Your author had the good fortune of listening to this second Sub Pop album (third overall) from Pissed Jeans in close proximity to one of that label’s foundation releases: Nirvana’s first album Bleach, in deluxe-reissue form. Their moments in the spotlight at least 15 years apart, both bands still manage to share a few heavy-punk roots in Mudhoney and The Jesus Lizard. Pissed Jeans, however, believe the heavier and dirtier the root, the better.
Don’t come to King of Jeans looking just for Cobainesque pop leanings. They certainly exist—even 2007’s Hope for Men had “I Got You (Ice Cream)”—but they’re blown up in entertaining fashion by Matt Korvette’s signature yell/chant/growl, a manic and depressed blend of Henry Rollins and The Fall’s Mark E. Smith. Korvette marks his territory early on opening track “False Jesii Part 2,” his laissez-faire self listing so much he could do “but I don’t bother,” while “Request for Masseuse” runs down what he needs rubbed down.
Don’t even expect as much weirdly anarchic melody as you might hear from Pissed Jeans’ kindred spirits and touring buddies Fucked Up. There’s no flute-intro artistry here, just a bunch of flailing, barely-hanging-on Brad Frye guitar sludge. Propelled by the Randy Huff-Sean McGuinness rhythm section, Frye turns “Half Idiot” into a minor-key number that invokes The Hives in style as well as title and supplements Korvette’s undercurrent of domestic abuse in the morbid “Dream Smotherer.”

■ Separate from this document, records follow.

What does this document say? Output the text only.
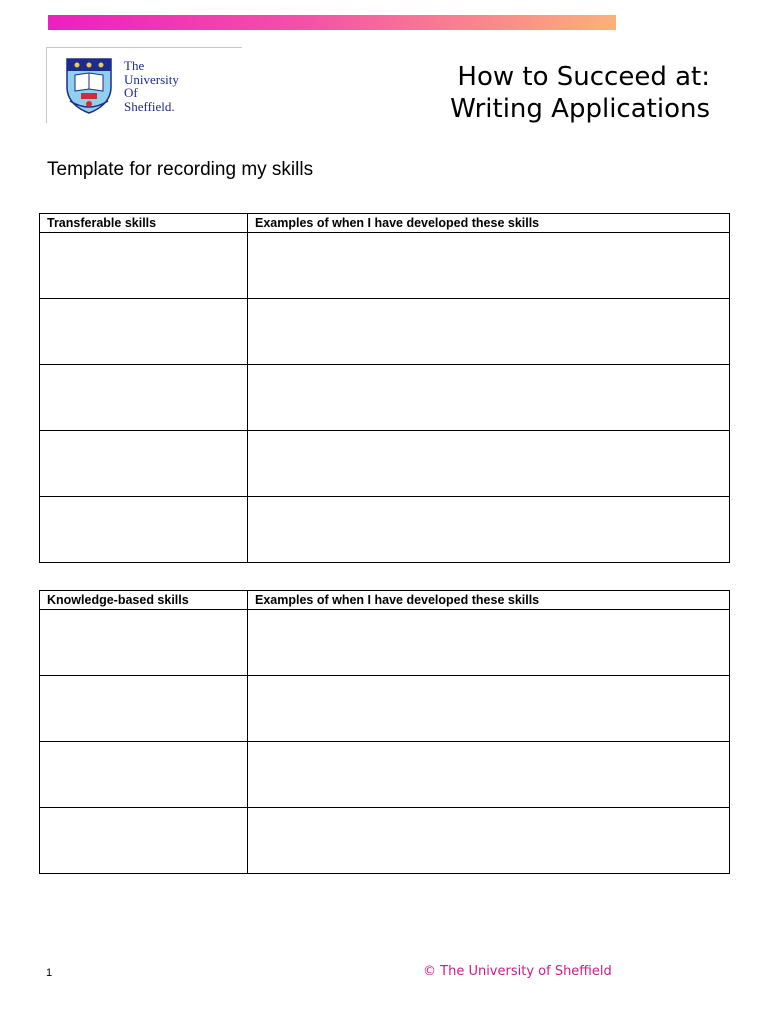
The
University
Of
Sheffield.
How to Succeed at:
Writing Applications
Template for recording my skills
Transferable skills	Examples of when I have developed these skills

Knowledge-based skills	Examples of when I have developed these skills

1	© The University of Sheffield
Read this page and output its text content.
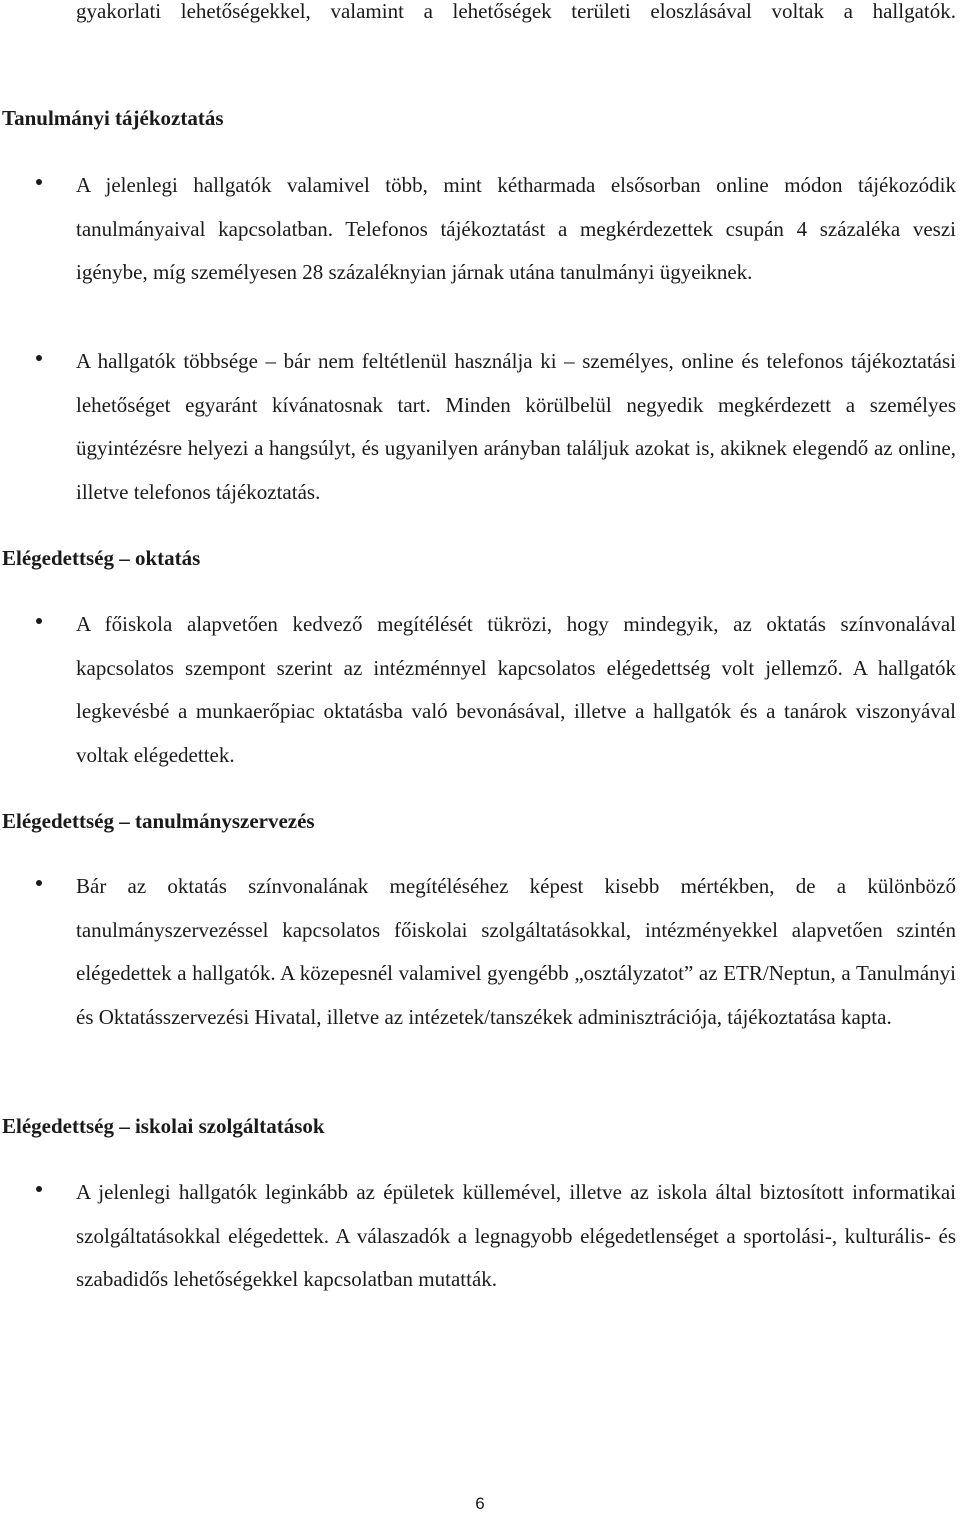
gyakorlati lehetőségekkel, valamint a lehetőségek területi eloszlásával voltak a hallgatók.

Tanulmányi tájékoztatás

A jelenlegi hallgatók valamivel több, mint kétharmada elsősorban online módon tájékozódik tanulmányaival kapcsolatban. Telefonos tájékoztatást a megkérdezettek csupán 4 százaléka veszi igénybe, míg személyesen 28 százaléknyian járnak utána tanulmányi ügyeiknek.
A hallgatók többsége – bár nem feltétlenül használja ki – személyes, online és telefonos tájékoztatási lehetőséget egyaránt kívánatosnak tart. Minden körülbelül negyedik megkérdezett a személyes ügyintézésre helyezi a hangsúlyt, és ugyanilyen arányban találjuk azokat is, akiknek elegendő az online, illetve telefonos tájékoztatás.

Elégedettség – oktatás

A főiskola alapvetően kedvező megítélését tükrözi, hogy mindegyik, az oktatás színvonalával kapcsolatos szempont szerint az intézménnyel kapcsolatos elégedettség volt jellemző. A hallgatók legkevésbé a munkaerőpiac oktatásba való bevonásával, illetve a hallgatók és a tanárok viszonyával voltak elégedettek.

Elégedettség – tanulmányszervezés

Bár az oktatás színvonalának megítéléséhez képest kisebb mértékben, de a különböző tanulmányszervezéssel kapcsolatos főiskolai szolgáltatásokkal, intézményekkel alapvetően szintén elégedettek a hallgatók. A közepesnél valamivel gyengébb „osztályzatot” az ETR/Neptun, a Tanulmányi és Oktatásszervezési Hivatal, illetve az intézetek/tanszékek adminisztrációja, tájékoztatása kapta.

Elégedettség – iskolai szolgáltatások

A jelenlegi hallgatók leginkább az épületek küllemével, illetve az iskola által biztosított informatikai szolgáltatásokkal elégedettek. A válaszadók a legnagyobb elégedetlenséget a sportolási-, kulturális- és szabadidős lehetőségekkel kapcsolatban mutatták.
6
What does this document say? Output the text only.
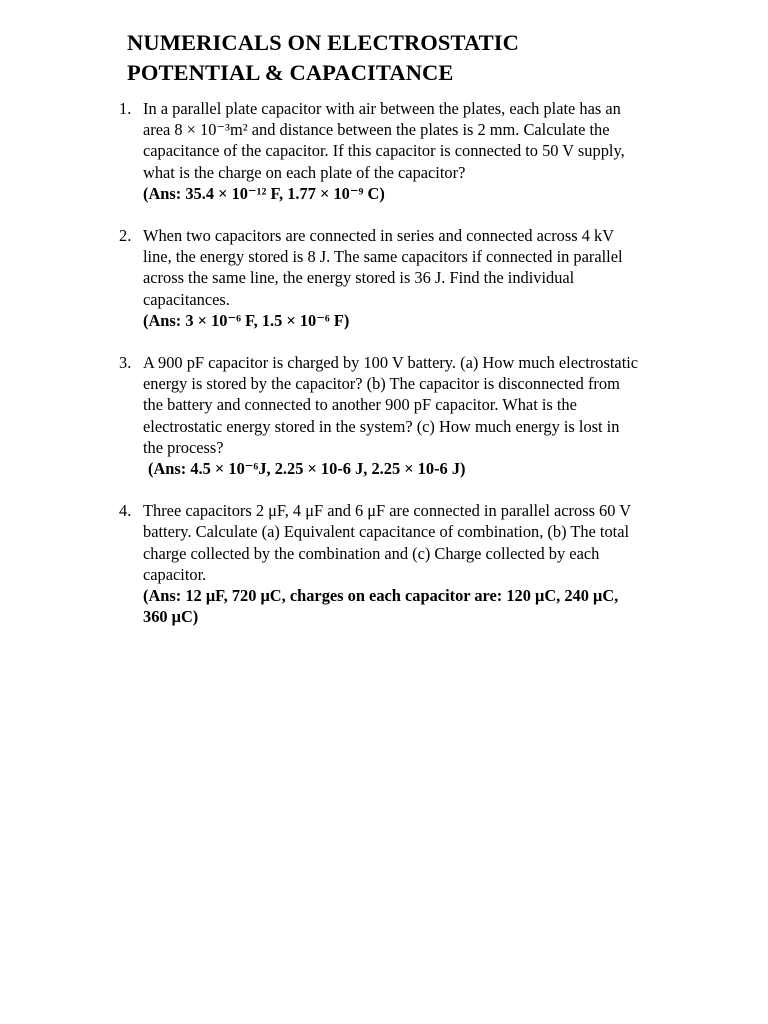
NUMERICALS ON ELECTROSTATIC
POTENTIAL & CAPACITANCE
1. In a parallel plate capacitor with air between the plates, each plate has an
area 8 × 10⁻³m² and distance between the plates is 2 mm. Calculate the
capacitance of the capacitor. If this capacitor is connected to 50 V supply,
what is the charge on each plate of the capacitor?
(Ans: 35.4 × 10⁻¹² F, 1.77 × 10⁻⁹ C)
2. When two capacitors are connected in series and connected across 4 kV
line, the energy stored is 8 J. The same capacitors if connected in parallel
across the same line, the energy stored is 36 J. Find the individual
capacitances.
(Ans: 3 × 10⁻⁶ F, 1.5 × 10⁻⁶ F)
3. A 900 pF capacitor is charged by 100 V battery. (a) How much electrostatic
energy is stored by the capacitor? (b) The capacitor is disconnected from
the battery and connected to another 900 pF capacitor. What is the
electrostatic energy stored in the system? (c) How much energy is lost in
the process?
(Ans: 4.5 × 10⁻⁶J, 2.25 × 10-6 J, 2.25 × 10-6 J)
4. Three capacitors 2 μF, 4 μF and 6 μF are connected in parallel across 60 V
battery. Calculate (a) Equivalent capacitance of combination, (b) The total
charge collected by the combination and (c) Charge collected by each
capacitor.
(Ans: 12 μF, 720 μC, charges on each capacitor are: 120 μC, 240 μC,
360 μC)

King of Jeans isn’t perfect or original. “Spent,” for example, plays the same part “My Bed” did on Hope for Men: the seven-minute grunge epic, two times Unsane at half the price. “Goodbye (Hair)” also betrays when Pissed Jeans delve a bit too directly and too literally into life’s mundanity, trading dread for unintentional humor. Still, these guys offer so much to love about hard music in the process of addressing what they hate about life.